Shwethalyaung Pagoda in Kyaukse, 50 kilometers (30 miles) south of Mandalay, hosts an elephant dancing festival on the full moon eve and the full moon day. The dancing is not done by genuine pachyderms, but rather by teams of two competitors dressed in colorful, homemade elephant costumes, who bust their moves to the beat of live drum music as they seek to out-perform the other contestants.

Thadingyut also marks the beginning of Kahtein (Kathina in Pali), a month-long period leading up to the full moon day of Tazaungdine in November during which people donate new robes or other supplies to local monasteries. These offerings can include anything from fans, alms bowls and books for learning the Pali language, to tote bags, towels and soap. They are attached to wooden frames called padethapin (trees of plenty) that are set up throughout the country by business owners, schools, hospitals and even groups of trishaw drivers who congregate on street corners waiting for customers.
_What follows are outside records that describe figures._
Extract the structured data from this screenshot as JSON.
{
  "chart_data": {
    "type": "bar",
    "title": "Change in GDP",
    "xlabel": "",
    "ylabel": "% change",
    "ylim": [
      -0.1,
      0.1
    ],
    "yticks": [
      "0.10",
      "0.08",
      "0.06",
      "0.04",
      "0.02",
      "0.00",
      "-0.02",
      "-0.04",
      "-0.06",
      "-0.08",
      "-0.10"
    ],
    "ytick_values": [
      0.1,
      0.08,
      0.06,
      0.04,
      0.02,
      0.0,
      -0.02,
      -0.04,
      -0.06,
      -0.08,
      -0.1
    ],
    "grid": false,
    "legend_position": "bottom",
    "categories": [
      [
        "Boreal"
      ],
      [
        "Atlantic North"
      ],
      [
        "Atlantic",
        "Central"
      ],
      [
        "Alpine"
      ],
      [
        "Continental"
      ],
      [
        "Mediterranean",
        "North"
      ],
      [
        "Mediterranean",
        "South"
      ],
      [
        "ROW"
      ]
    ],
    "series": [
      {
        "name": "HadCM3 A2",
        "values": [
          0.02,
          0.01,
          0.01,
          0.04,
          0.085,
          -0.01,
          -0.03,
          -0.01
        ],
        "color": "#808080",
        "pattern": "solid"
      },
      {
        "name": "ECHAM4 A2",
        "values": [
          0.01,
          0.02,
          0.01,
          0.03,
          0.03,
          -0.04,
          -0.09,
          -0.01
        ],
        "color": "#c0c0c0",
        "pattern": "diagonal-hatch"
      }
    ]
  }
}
On a designated day toward the end of Kahtein, the trees are taken to the monastery for which the robes, supplies and money have been collected. The donation day is cause for celebration in neighbourhoods and villages throughout Myanmar, and everyone participates. There are music and dance performances, and food is prepared to hand out to all comers. Everyone congregates at one spot, such as a community center or the village headman’s house, from where the colourful Kahtein procession sets out on foot or by vehicle to take each padethapin to its designated monastery.

One significant aspect of this festival is that donors do not make offerings to a particular monk, but rather to a monastery in general. To decide who gets what, the monastery holds a lottery starting with the most valuable item and moving down the list to the least valuable. The gathered donors watch, applauding when the names of their favorite monks are called. The most valued prizes are the new robes, and the monks who get them are considered to have received a special honor.